Hong Kong’s chief of finance Paul Chan reassured Hong Kong’s business and investment community by not in that the national security law would not result in restricted capital flows or foreign exchange controls.
«When we talked with foreign business representatives last year, many raised the same concern about Hong Kong's investment environment: the city's security, which had been severely affected by the social unrest,» Chan said in an interview with China’s state-owned «Global Times», hours before Trump officially announced its administration’s decision to eliminate Hong Kong’s special trading status.

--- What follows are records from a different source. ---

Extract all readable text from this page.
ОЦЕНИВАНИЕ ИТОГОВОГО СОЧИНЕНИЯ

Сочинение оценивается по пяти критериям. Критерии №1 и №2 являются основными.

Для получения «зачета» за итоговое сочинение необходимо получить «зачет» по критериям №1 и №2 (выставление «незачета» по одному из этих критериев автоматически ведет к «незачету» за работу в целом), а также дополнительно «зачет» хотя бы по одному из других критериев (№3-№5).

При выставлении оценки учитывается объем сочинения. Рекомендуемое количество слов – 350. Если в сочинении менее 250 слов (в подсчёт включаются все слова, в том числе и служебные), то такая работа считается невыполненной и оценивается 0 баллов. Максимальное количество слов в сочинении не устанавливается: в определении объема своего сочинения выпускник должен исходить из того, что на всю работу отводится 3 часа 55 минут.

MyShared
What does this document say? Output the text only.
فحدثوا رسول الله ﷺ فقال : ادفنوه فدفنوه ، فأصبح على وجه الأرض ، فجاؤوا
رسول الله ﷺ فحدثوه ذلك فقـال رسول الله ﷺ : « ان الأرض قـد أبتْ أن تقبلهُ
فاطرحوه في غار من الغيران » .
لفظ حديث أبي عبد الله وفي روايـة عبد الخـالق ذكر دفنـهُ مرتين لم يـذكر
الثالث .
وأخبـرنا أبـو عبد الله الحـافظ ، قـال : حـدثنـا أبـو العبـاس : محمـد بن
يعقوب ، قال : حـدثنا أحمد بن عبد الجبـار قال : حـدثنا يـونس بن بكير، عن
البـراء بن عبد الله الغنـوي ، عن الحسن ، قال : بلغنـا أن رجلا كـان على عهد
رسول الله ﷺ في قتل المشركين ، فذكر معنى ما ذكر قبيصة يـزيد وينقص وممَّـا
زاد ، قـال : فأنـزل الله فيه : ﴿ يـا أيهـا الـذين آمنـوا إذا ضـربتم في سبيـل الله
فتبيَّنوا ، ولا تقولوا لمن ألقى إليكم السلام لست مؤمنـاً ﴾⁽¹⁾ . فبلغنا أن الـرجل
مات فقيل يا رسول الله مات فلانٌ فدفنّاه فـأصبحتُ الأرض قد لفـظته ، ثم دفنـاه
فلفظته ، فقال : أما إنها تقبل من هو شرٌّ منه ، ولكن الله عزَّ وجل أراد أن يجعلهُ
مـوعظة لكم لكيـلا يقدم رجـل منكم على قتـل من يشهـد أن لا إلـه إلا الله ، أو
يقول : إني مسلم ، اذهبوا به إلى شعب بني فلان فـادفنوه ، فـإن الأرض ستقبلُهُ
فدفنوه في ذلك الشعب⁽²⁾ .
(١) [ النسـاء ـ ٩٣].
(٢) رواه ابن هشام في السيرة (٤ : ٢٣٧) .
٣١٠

«As long as foreign investors are not engaged in activities relevant to national security matters, they have nothing to worry about.»
«Highly Cautious»
Although Chan said Hong Kong authorities remained «highly cautious» of the security of financial markets, he also underlined that there was little indication of flight. He said that no material outflows were observable, citing banking and asset management business representatives.
«Two years ago when China-US trade friction began, the Hong Kong SAR studied the situation, forecasting that confrontations might spread from trade to other sectors, likely finance. We've prepared for it,» he said.
«We have confidence and experience dealing with challenges as the financial market in Hong Kong has gone through a lot. With support from the whole country, we have nothing to be afraid of.»
World Trade Organization
According to Chan, the city will face «little impact» from the U.S. decision to revoke its preferential status and added that «[t]he law permits Hong Kong to join the WTO as Hong Kong, China, showing that the SAR’s independent tariff zone is granted by the mainland, not by any foreign country».
«We have been preparing for all the different scenarios,» he added, interestingly highlighting that exports to the U.S. accounted for less than 2 percent of Hong Kong’s overall manufacturing output.